### Video Transcript

The numbers of matches won by 12
teams in the national league are 11, five, six, six, nine, 10, 19, 14, 11, nine,
nine, and six. Is it true or false that 19 is an
outlier of the data?

To identify whether 19 is an
outlier or not, we’ll need the interquartile range. And to do that, we’ll have to
identify quartile one and quartile three. This means our first step is to put
the data in order of size. Now, we have our 12 data points in
size order.

We know that the median will come
in the middle of these 12 data points and that the median is quartile two. 𝑄 one is the middle of the lower
half of the data. Since there are six data points
below the median, 𝑄 one will be located between the third and fourth. And similarly, 𝑄 three is the
middle of the upper half of the data. There are six points above quartile
two. And that means 𝑄 three will be
located in the middle of those.

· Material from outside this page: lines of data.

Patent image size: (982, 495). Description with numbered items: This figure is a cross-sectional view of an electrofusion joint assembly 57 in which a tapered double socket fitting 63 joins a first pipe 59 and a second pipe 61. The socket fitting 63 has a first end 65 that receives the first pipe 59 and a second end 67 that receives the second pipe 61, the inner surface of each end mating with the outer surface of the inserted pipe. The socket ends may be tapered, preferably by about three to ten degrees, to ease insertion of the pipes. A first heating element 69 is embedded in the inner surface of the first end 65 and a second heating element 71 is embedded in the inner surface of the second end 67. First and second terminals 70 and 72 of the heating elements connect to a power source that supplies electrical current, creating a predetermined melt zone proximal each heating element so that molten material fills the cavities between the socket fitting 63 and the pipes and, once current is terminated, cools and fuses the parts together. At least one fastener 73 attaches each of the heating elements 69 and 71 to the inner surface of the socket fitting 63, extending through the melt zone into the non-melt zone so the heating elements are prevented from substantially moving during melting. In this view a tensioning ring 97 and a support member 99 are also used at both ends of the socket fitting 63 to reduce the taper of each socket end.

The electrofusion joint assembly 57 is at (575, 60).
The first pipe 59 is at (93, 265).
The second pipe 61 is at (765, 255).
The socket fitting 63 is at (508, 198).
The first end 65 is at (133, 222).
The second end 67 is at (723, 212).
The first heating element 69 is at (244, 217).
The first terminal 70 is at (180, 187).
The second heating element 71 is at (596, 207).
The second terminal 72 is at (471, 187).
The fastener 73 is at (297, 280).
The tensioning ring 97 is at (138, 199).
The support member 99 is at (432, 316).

It will be between the ninth and
10th value.

Because the third and the fourth
value is six, we would call quartile one six. And because the ninth and 10th
values are the same, quartile three is equal to 11. The interquartile range equals 𝑄
three minus 𝑄 one. For us, that’s 11 minus six. And so, we have an IQR of five. To find out if 19 is, in fact, an
outlier, we’ll use the 1.5 times IQR rule. This rule tells us that a value is
an outlier if it’s greater than 𝑄 three plus 1.5 times the IQR or less than 𝑄 one
minus 1.5 times the IQR.

Since we’re looking at a data point
that’s above 𝑄 three, we’ll look for the greater-than option. And that means we want to know is
19 greater than the quartile three plus 1.5 times the interquartile range? The IQR is five. 𝑄 three is 11. 1.5 times five is 7.5, plus 11
equals 18.5. 19 is greater than 18.5. And so, we can say it’s a true
statement that 19 is an outlier of this data set.